ERANTB.COM-Sumbawa – Bupati Sumbawa, Ir. H. Syarafuddin Jarot, M.P., secara resmi membuka Program Pendidikan dan Pelatihan Berbasis Kompetensi (PBK) Tahun Anggaran 2025 yang digelar UPT Balai Latihan Kerja (BLK) Dinas Tenaga Kerja dan Transmigrasi Kabupaten Sumbawa, Senin (27/11/2025). Program ini menjadi langkah strategis pemerintah daerah dalam meningkatkan kualitas, keterampilan, dan daya saing angkatan kerja lokal.
Pelatihan Berbasis Kompetensi tahun ini mencakup enam paket kejuruan, yakni Boga, Barista, Desain Grafis, Alat Berat, Listrik, dan Las 6G.
Dalam sambutannya, Bupati Jarot menegaskan pentingnya peningkatan sumber daya manusia sebagai fondasi pembangunan daerah.
Pemerintah daerah berkomitmen untuk terus meningkatkan kualitas sumber daya manusia. Melalui Pelatihan Berbasis Kompetensi, kita ingin menyiapkan tenaga kerja yang terampil, profesional, dan siap bersaing,” ujarnya.

Didukung Instruktur Bersertifikasi dan Uji Kompetensi
Kepala Dinas Tenaga Kerja dan Transmigrasi Kabupaten Sumbawa menjelaskan bahwa seluruh pelatihan dilaksanakan dengan metode praktik langsung dan didampingi instruktur bersertifikasi. Di akhir program, para peserta juga akan mengikuti uji kompetensi untuk memastikan kemampuan mereka sesuai standar industri.
Enam paket pelatihan tersebut dirancang berdasarkan Standar Kompetensi Kerja Nasional Indonesia (SKKNI). Setiap kelas dilengkapi fasilitas praktik memadai, mulai dari dapur boga, ruang mesin, perangkat desain digital terbaru, hingga workshop pengelasan.
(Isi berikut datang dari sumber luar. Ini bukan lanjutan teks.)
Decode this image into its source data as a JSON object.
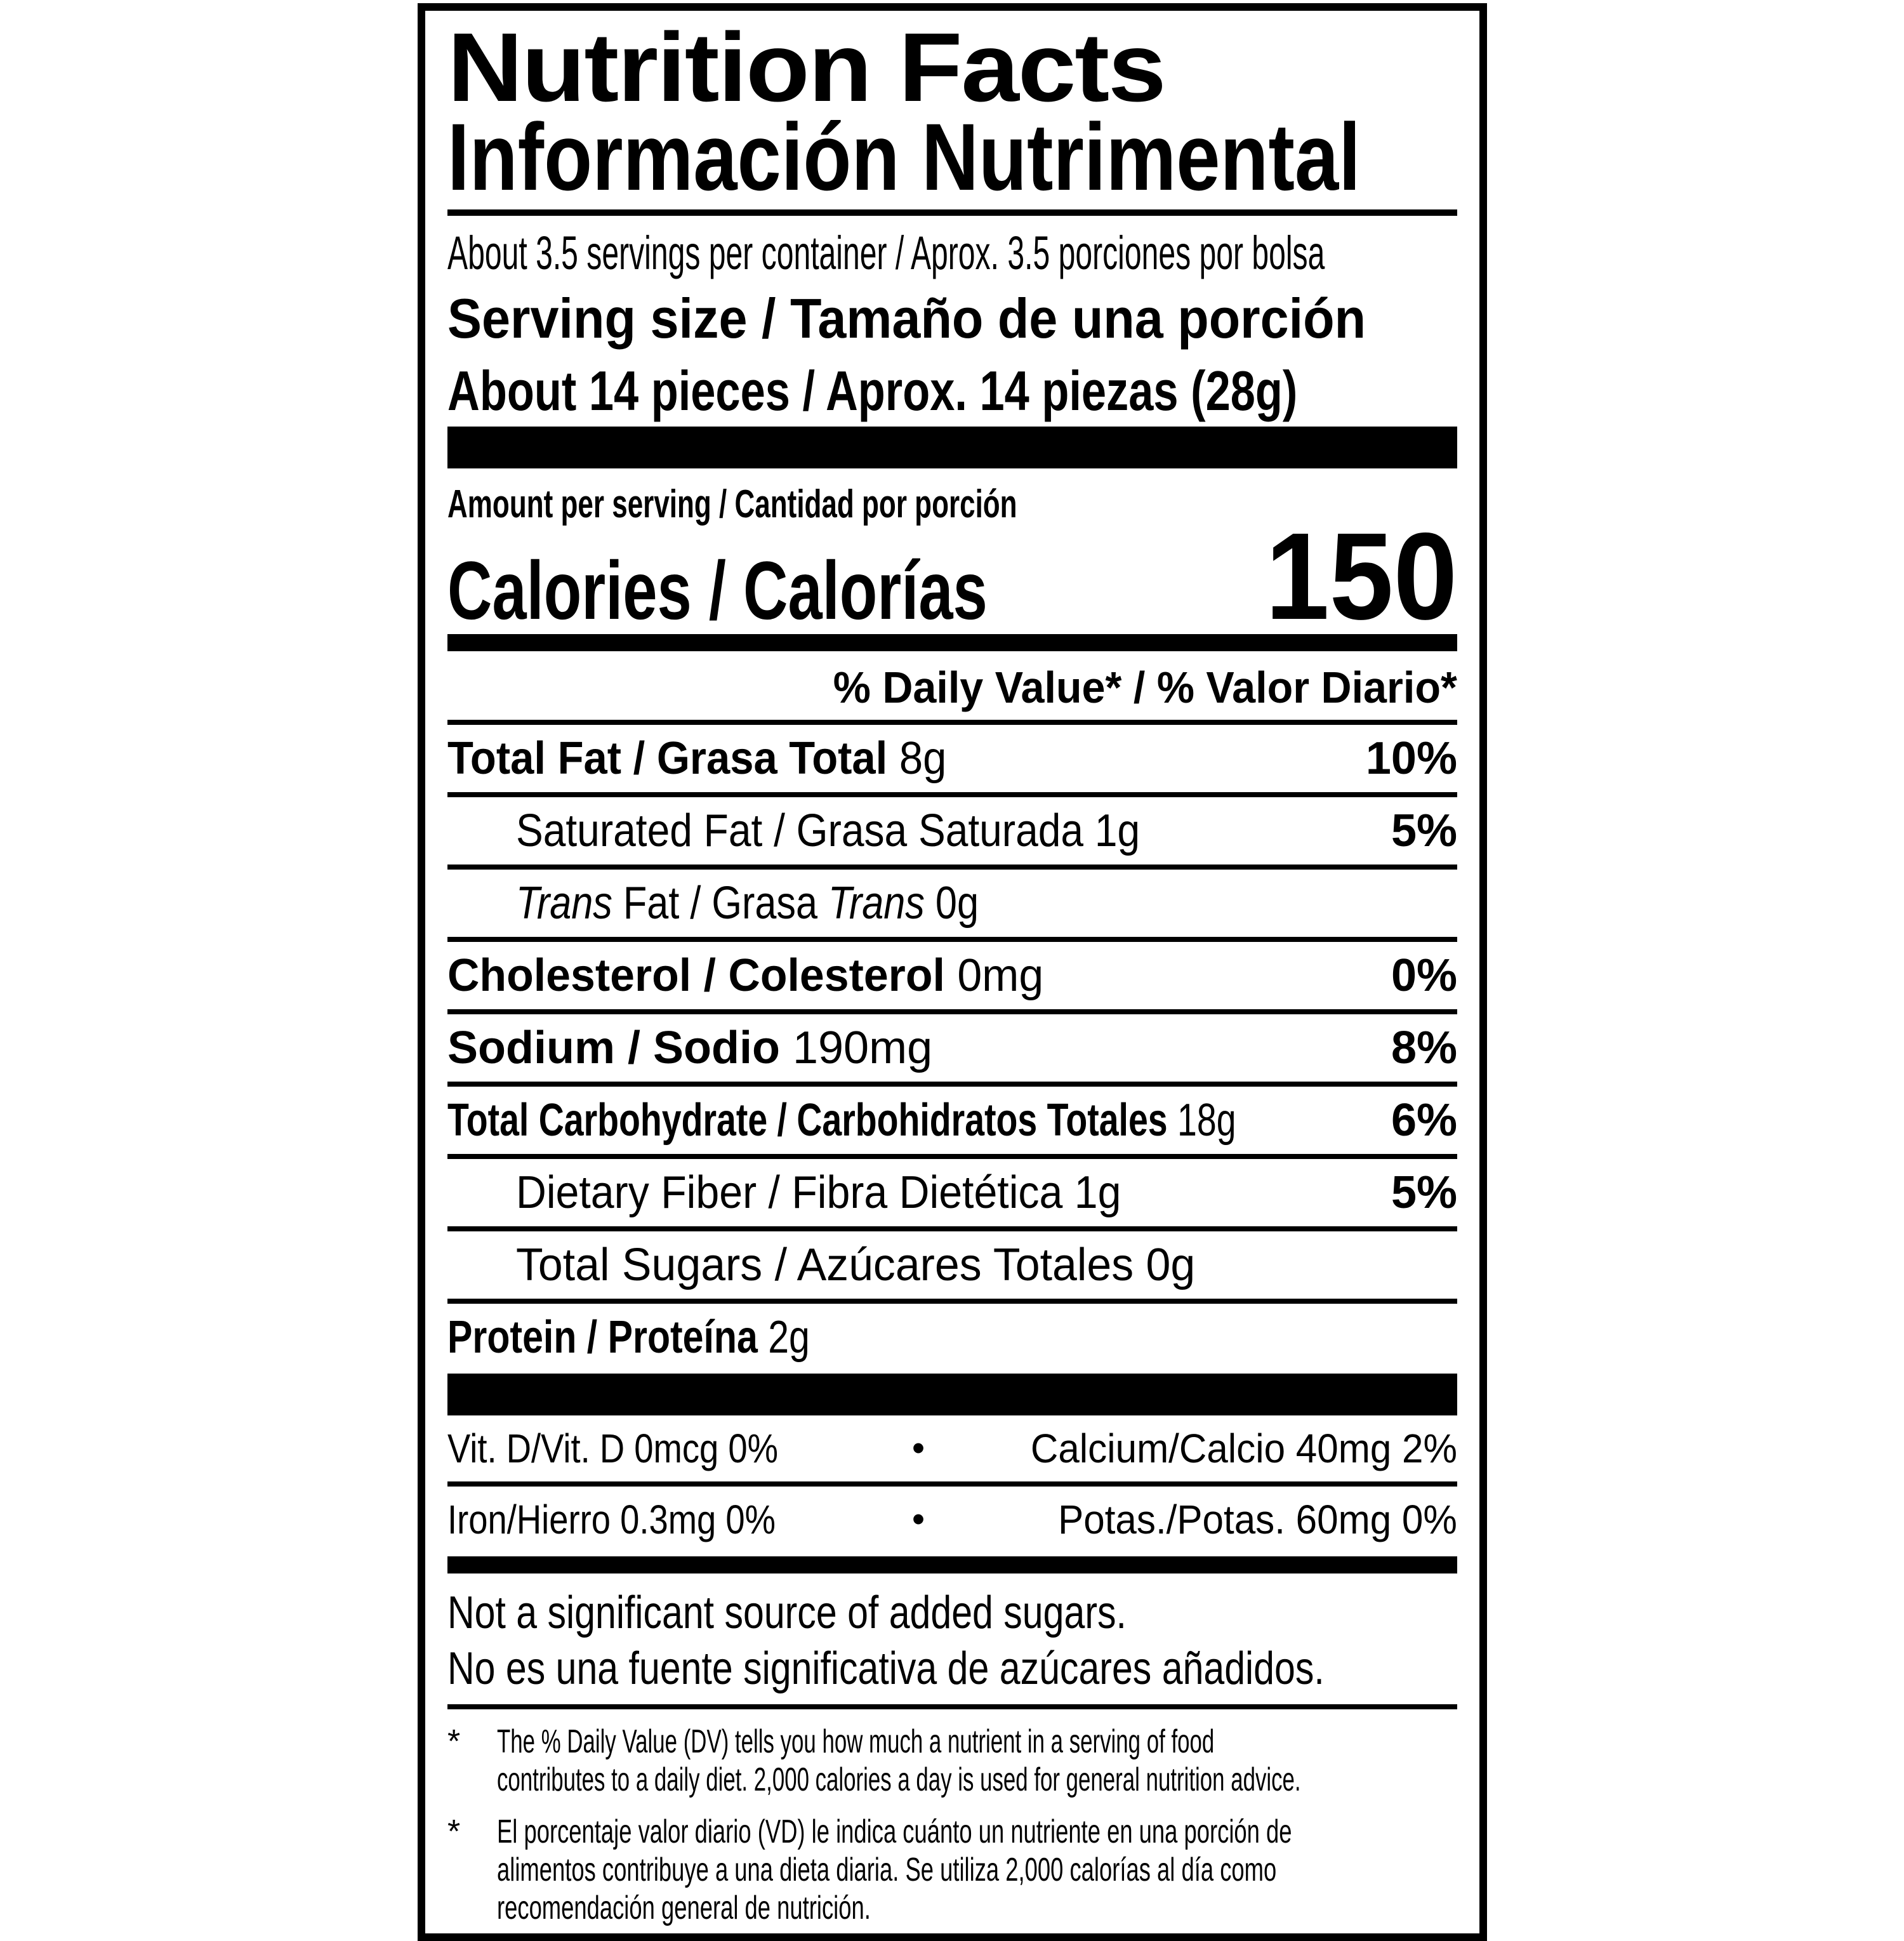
{
  "label": {
    "title_en": "Nutrition Facts",
    "title_es": "Información Nutrimental",
    "servings_per_container": "About 3.5 servings per container / Aprox. 3.5 porciones por bolsa",
    "serving_size_label": "Serving size / Tamaño de una porción",
    "serving_size_value": "About 14 pieces / Aprox. 14 piezas (28g)",
    "amount_per_serving": "Amount per serving / Cantidad por porción",
    "calories_label": "Calories / Calorías",
    "calories_value": "150",
    "daily_value_header": "% Daily Value* / % Valor Diario*",
    "colors": {
      "text": "#000000",
      "background": "#ffffff"
    }
  },
  "rows": [
    {
      "parts": [
        {
          "text": "Total Fat / Grasa Total",
          "bold": true
        },
        {
          "text": " 8g"
        }
      ],
      "dv": "10%",
      "indent": false
    },
    {
      "parts": [
        {
          "text": "Saturated Fat / Grasa Saturada 1g"
        }
      ],
      "dv": "5%",
      "indent": true
    },
    {
      "parts": [
        {
          "text": "Trans",
          "italic": true
        },
        {
          "text": " Fat / Grasa "
        },
        {
          "text": "Trans",
          "italic": true
        },
        {
          "text": " 0g"
        }
      ],
      "dv": "",
      "indent": true
    },
    {
      "parts": [
        {
          "text": "Cholesterol / Colesterol",
          "bold": true
        },
        {
          "text": " 0mg"
        }
      ],
      "dv": "0%",
      "indent": false
    },
    {
      "parts": [
        {
          "text": "Sodium / Sodio",
          "bold": true
        },
        {
          "text": " 190mg"
        }
      ],
      "dv": "8%",
      "indent": false
    },
    {
      "parts": [
        {
          "text": "Total Carbohydrate / Carbohidratos Totales",
          "bold": true
        },
        {
          "text": " 18g"
        }
      ],
      "dv": "6%",
      "indent": false
    },
    {
      "parts": [
        {
          "text": "Dietary Fiber / Fibra Dietética 1g"
        }
      ],
      "dv": "5%",
      "indent": true
    },
    {
      "parts": [
        {
          "text": "Total Sugars / Azúcares Totales 0g"
        }
      ],
      "dv": "",
      "indent": true
    },
    {
      "parts": [
        {
          "text": "Protein / Proteína",
          "bold": true
        },
        {
          "text": " 2g"
        }
      ],
      "dv": "",
      "indent": false
    }
  ],
  "vitamins": {
    "bullet": "•",
    "rows": [
      {
        "left": "Vit. D/Vit. D 0mcg 0%",
        "right": "Calcium/Calcio 40mg 2%"
      },
      {
        "left": "Iron/Hierro 0.3mg 0%",
        "right": "Potas./Potas. 60mg 0%"
      }
    ]
  },
  "notes": [
    "Not a significant source of added sugars.",
    "No es una fuente significativa de azúcares añadidos."
  ],
  "footnotes": [
    {
      "marker": "*",
      "lang": "en",
      "lines": [
        "The % Daily Value (DV) tells you how much a nutrient in a serving of food",
        "contributes to a daily diet. 2,000 calories a day is used for general nutrition advice."
      ]
    },
    {
      "marker": "*",
      "lang": "es",
      "lines": [
        "El porcentaje valor diario (VD) le indica cuánto un nutriente en una porción de",
        "alimentos contribuye a una dieta diaria. Se utiliza 2,000 calorías al día como",
        "recomendación general de nutrición."
      ]
    }
  ]
}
“Peserta tidak hanya menerima teori, tetapi mendapatkan praktik intensif untuk meningkatkan keterampilan teknis dan profesional,” jelasnya.
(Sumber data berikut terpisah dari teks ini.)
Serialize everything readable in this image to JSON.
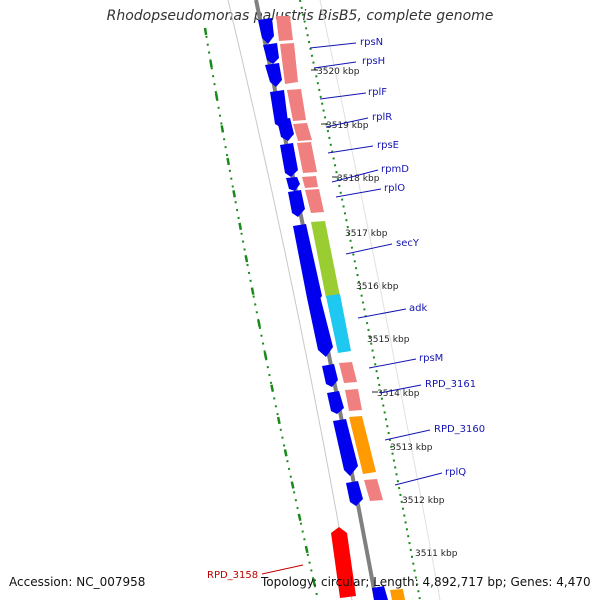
{
  "title": "Rhodopseudomonas palustris BisB5, complete genome",
  "accession": "Accession: NC_007958",
  "topology": "Topology: circular; Length: 4,892,717 bp; Genes: 4,470",
  "colors": {
    "forward_cds": "#0000ee",
    "ribosomal": "#f08080",
    "secY": "#9acd32",
    "adk": "#1ec8f0",
    "orange": "#ff9a00",
    "red_gene": "#ff0000",
    "backbone": "#808080",
    "dotted_ring": "#1a8a1a",
    "label_blue": "#1414b4",
    "label_red": "#c00000"
  },
  "ticks": [
    {
      "label": "3520 kbp"
    },
    {
      "label": "3519 kbp"
    },
    {
      "label": "3518 kbp"
    },
    {
      "label": "3517 kbp"
    },
    {
      "label": "3516 kbp"
    },
    {
      "label": "3515 kbp"
    },
    {
      "label": "3514 kbp"
    },
    {
      "label": "3513 kbp"
    },
    {
      "label": "3512 kbp"
    },
    {
      "label": "3511 kbp"
    }
  ],
  "gene_labels": [
    {
      "text": "rpsN",
      "color": "blue"
    },
    {
      "text": "rpsH",
      "color": "blue"
    },
    {
      "text": "rplF",
      "color": "blue"
    },
    {
      "text": "rplR",
      "color": "blue"
    },
    {
      "text": "rpsE",
      "color": "blue"
    },
    {
      "text": "rpmD",
      "color": "blue"
    },
    {
      "text": "rplO",
      "color": "blue"
    },
    {
      "text": "secY",
      "color": "blue"
    },
    {
      "text": "adk",
      "color": "blue"
    },
    {
      "text": "rpsM",
      "color": "blue"
    },
    {
      "text": "RPD_3161",
      "color": "blue"
    },
    {
      "text": "RPD_3160",
      "color": "blue"
    },
    {
      "text": "rplQ",
      "color": "blue"
    },
    {
      "text": "RPD_3158",
      "color": "red"
    }
  ]
}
Dukung Pasar Kerja dan Wirausaha Mandiri
Melalui program ini, Pemerintah Kabupaten Sumbawa berharap dapat melahirkan lebih banyak tenaga kerja terampil yang siap memasuki pasar kerja lokal, regional, maupun nasional. Selain itu, peserta juga diharapkan mampu mengembangkan usaha mandiri sesuai keterampilan yang diperoleh.
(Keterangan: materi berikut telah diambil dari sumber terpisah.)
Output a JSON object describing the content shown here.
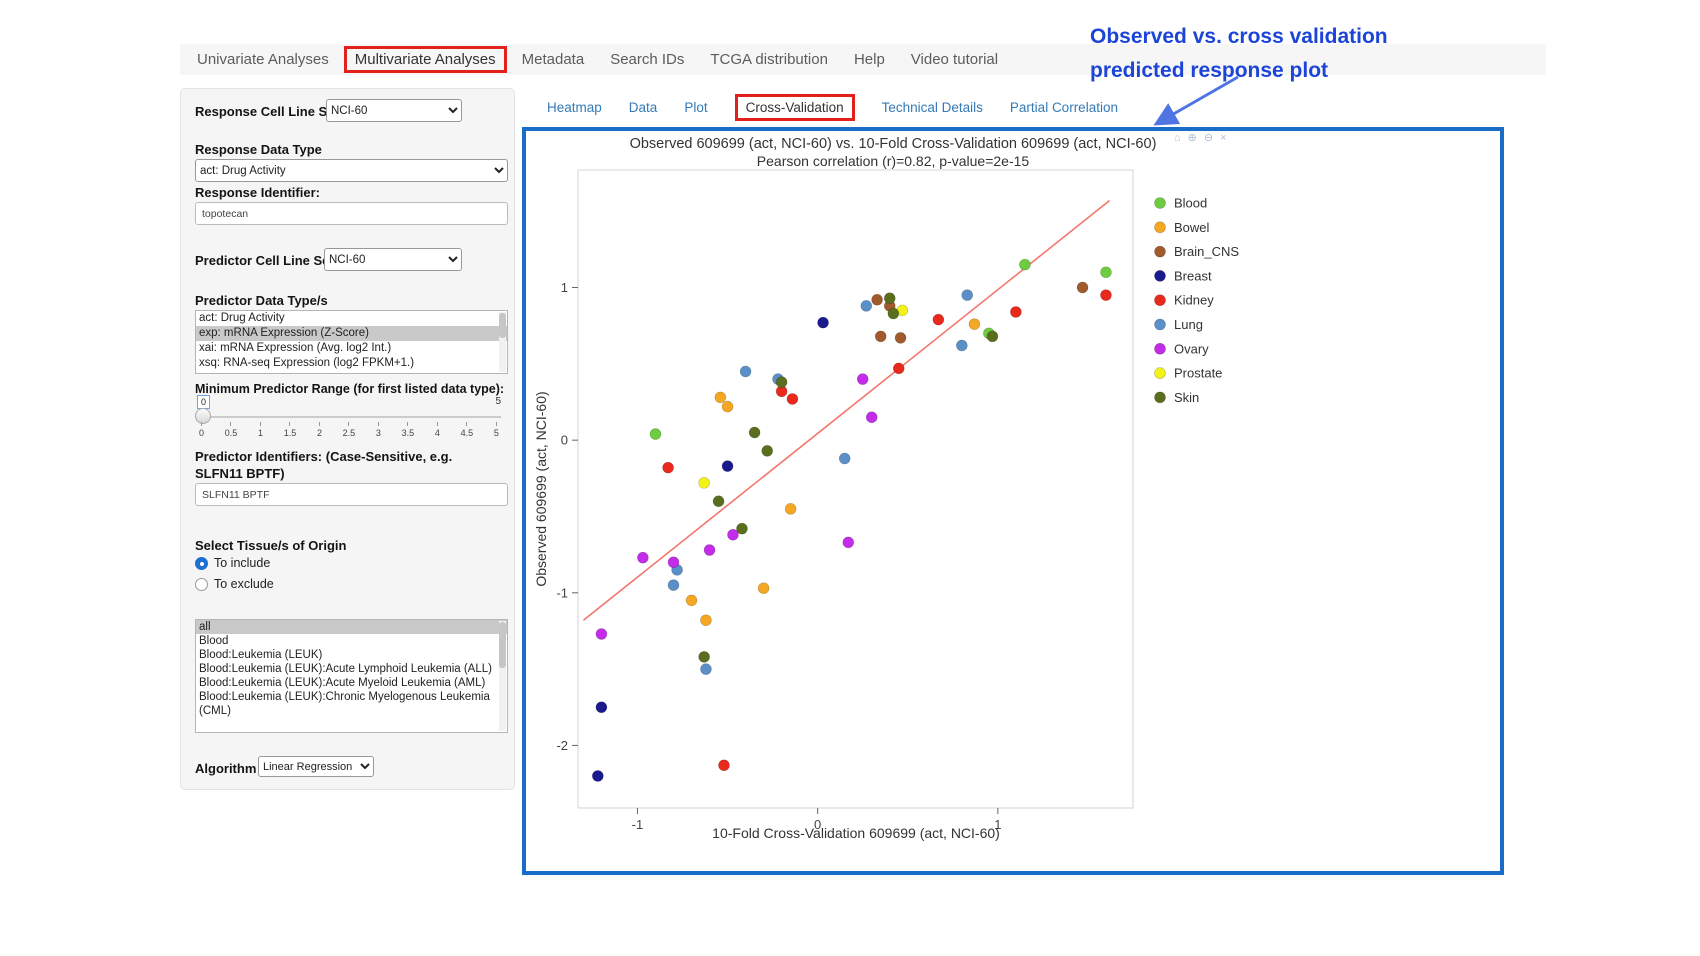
{
  "nav": {
    "tabs": [
      {
        "label": "Univariate Analyses",
        "active": false,
        "boxed": false
      },
      {
        "label": "Multivariate Analyses",
        "active": true,
        "boxed": true
      },
      {
        "label": "Metadata",
        "active": false,
        "boxed": false
      },
      {
        "label": "Search IDs",
        "active": false,
        "boxed": false
      },
      {
        "label": "TCGA distribution",
        "active": false,
        "boxed": false
      },
      {
        "label": "Help",
        "active": false,
        "boxed": false
      },
      {
        "label": "Video tutorial",
        "active": false,
        "boxed": false
      }
    ]
  },
  "annotation": {
    "line1": "Observed vs. cross validation",
    "line2": "predicted response plot",
    "color": "#1c45d8"
  },
  "sidebar": {
    "response_cell_line_set": {
      "label": "Response Cell Line Set",
      "value": "NCI-60"
    },
    "response_data_type": {
      "label": "Response Data Type",
      "value": "act: Drug Activity"
    },
    "response_identifier": {
      "label": "Response Identifier:",
      "value": "topotecan"
    },
    "predictor_cell_line_set": {
      "label": "Predictor Cell Line Set",
      "value": "NCI-60"
    },
    "predictor_data_types": {
      "label": "Predictor Data Type/s",
      "options": [
        "act: Drug Activity",
        "exp: mRNA Expression (Z-Score)",
        "xai: mRNA Expression (Avg. log2 Int.)",
        "xsq: RNA-seq Expression (log2 FPKM+1.)"
      ],
      "selected": "exp: mRNA Expression (Z-Score)"
    },
    "min_predictor_range": {
      "label": "Minimum Predictor Range (for first listed data type):",
      "value": "0",
      "max_label": "5",
      "ticks": [
        "0",
        "0.5",
        "1",
        "1.5",
        "2",
        "2.5",
        "3",
        "3.5",
        "4",
        "4.5",
        "5"
      ]
    },
    "predictor_identifiers": {
      "label": "Predictor Identifiers: (Case-Sensitive, e.g. SLFN11 BPTF)",
      "value": "SLFN11 BPTF"
    },
    "tissue_origin": {
      "label": "Select Tissue/s of Origin",
      "radios": [
        {
          "label": "To include",
          "checked": true
        },
        {
          "label": "To exclude",
          "checked": false
        }
      ]
    },
    "tissue_list": {
      "options": [
        "all",
        "Blood",
        "Blood:Leukemia (LEUK)",
        "Blood:Leukemia (LEUK):Acute Lymphoid Leukemia (ALL)",
        "Blood:Leukemia (LEUK):Acute Myeloid Leukemia (AML)",
        "Blood:Leukemia (LEUK):Chronic Myelogenous Leukemia (CML)"
      ],
      "selected": "all"
    },
    "algorithm": {
      "label": "Algorithm",
      "value": "Linear Regression"
    }
  },
  "main": {
    "subtabs": [
      {
        "label": "Heatmap",
        "active": false,
        "boxed": false
      },
      {
        "label": "Data",
        "active": false,
        "boxed": false
      },
      {
        "label": "Plot",
        "active": false,
        "boxed": false
      },
      {
        "label": "Cross-Validation",
        "active": true,
        "boxed": true
      },
      {
        "label": "Technical Details",
        "active": false,
        "boxed": false
      },
      {
        "label": "Partial Correlation",
        "active": false,
        "boxed": false
      }
    ],
    "modebar_icons": [
      {
        "name": "home-icon",
        "glyph": "⌂"
      },
      {
        "name": "zoom-in-icon",
        "glyph": "⊕"
      },
      {
        "name": "zoom-out-icon",
        "glyph": "⊖"
      },
      {
        "name": "close-icon",
        "glyph": "×"
      }
    ]
  },
  "chart_data": {
    "type": "scatter",
    "title": "Observed 609699 (act, NCI-60) vs. 10-Fold Cross-Validation 609699 (act, NCI-60)",
    "subtitle": "Pearson correlation (r)=0.82, p-value=2e-15",
    "xlabel": "10-Fold Cross-Validation 609699 (act, NCI-60)",
    "ylabel": "Observed 609699 (act, NCI-60)",
    "xlim": [
      -1.33,
      1.75
    ],
    "ylim": [
      -2.41,
      1.77
    ],
    "xticks": [
      -1,
      0,
      1
    ],
    "yticks": [
      -2,
      -1,
      0,
      1
    ],
    "grid": false,
    "legend_position": "right",
    "regression_line": {
      "color": "#f4766e",
      "x1": -1.3,
      "y1": -1.18,
      "x2": 1.62,
      "y2": 1.57
    },
    "series": [
      {
        "name": "Blood",
        "color": "#6dcc3f",
        "points": [
          [
            -0.9,
            0.04
          ],
          [
            0.95,
            0.7
          ],
          [
            1.15,
            1.15
          ],
          [
            1.6,
            1.1
          ]
        ]
      },
      {
        "name": "Bowel",
        "color": "#f5a623",
        "points": [
          [
            -0.54,
            0.28
          ],
          [
            -0.5,
            0.22
          ],
          [
            -0.15,
            -0.45
          ],
          [
            -0.3,
            -0.97
          ],
          [
            -0.7,
            -1.05
          ],
          [
            -0.62,
            -1.18
          ],
          [
            0.87,
            0.76
          ]
        ]
      },
      {
        "name": "Brain_CNS",
        "color": "#a05a2c",
        "points": [
          [
            0.33,
            0.92
          ],
          [
            0.35,
            0.68
          ],
          [
            0.46,
            0.67
          ],
          [
            1.47,
            1.0
          ],
          [
            0.4,
            0.88
          ]
        ]
      },
      {
        "name": "Breast",
        "color": "#1a1a8c",
        "points": [
          [
            0.03,
            0.77
          ],
          [
            -0.5,
            -0.17
          ],
          [
            -1.2,
            -1.75
          ],
          [
            -1.22,
            -2.2
          ]
        ]
      },
      {
        "name": "Kidney",
        "color": "#e8291c",
        "points": [
          [
            -0.83,
            -0.18
          ],
          [
            -0.2,
            0.32
          ],
          [
            -0.14,
            0.27
          ],
          [
            0.45,
            0.47
          ],
          [
            0.67,
            0.79
          ],
          [
            1.1,
            0.84
          ],
          [
            1.6,
            0.95
          ],
          [
            -0.52,
            -2.13
          ]
        ]
      },
      {
        "name": "Lung",
        "color": "#5b8fc8",
        "points": [
          [
            -0.4,
            0.45
          ],
          [
            -0.22,
            0.4
          ],
          [
            0.27,
            0.88
          ],
          [
            0.83,
            0.95
          ],
          [
            0.8,
            0.62
          ],
          [
            0.15,
            -0.12
          ],
          [
            -0.78,
            -0.85
          ],
          [
            -0.8,
            -0.95
          ],
          [
            -0.62,
            -1.5
          ]
        ]
      },
      {
        "name": "Ovary",
        "color": "#c32ce8",
        "points": [
          [
            -1.2,
            -1.27
          ],
          [
            -0.97,
            -0.77
          ],
          [
            -0.8,
            -0.8
          ],
          [
            -0.6,
            -0.72
          ],
          [
            -0.47,
            -0.62
          ],
          [
            0.25,
            0.4
          ],
          [
            0.3,
            0.15
          ],
          [
            0.17,
            -0.67
          ]
        ]
      },
      {
        "name": "Prostate",
        "color": "#f2f218",
        "points": [
          [
            -0.63,
            -0.28
          ],
          [
            0.47,
            0.85
          ]
        ]
      },
      {
        "name": "Skin",
        "color": "#5a6e1e",
        "points": [
          [
            -0.2,
            0.38
          ],
          [
            -0.28,
            -0.07
          ],
          [
            -0.55,
            -0.4
          ],
          [
            -0.42,
            -0.58
          ],
          [
            -0.63,
            -1.42
          ],
          [
            0.4,
            0.93
          ],
          [
            0.42,
            0.83
          ],
          [
            0.97,
            0.68
          ],
          [
            -0.35,
            0.05
          ]
        ]
      }
    ]
  }
}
Bupati Jarot menambahkan bahwa pemerintah akan terus membenahi gedung serta peralatan BLK agar pelaksanaan pelatihan semakin optimal dan memenuhi kebutuhan pasar kerja, termasuk peluang kerja internasional.
Kegiatan pembukaan pelatihan ini turut dihadiri Sekretaris Daerah Sumbawa, sejumlah Kepala OPD, perwakilan PT AMNT, serta seluruh peserta program PBK.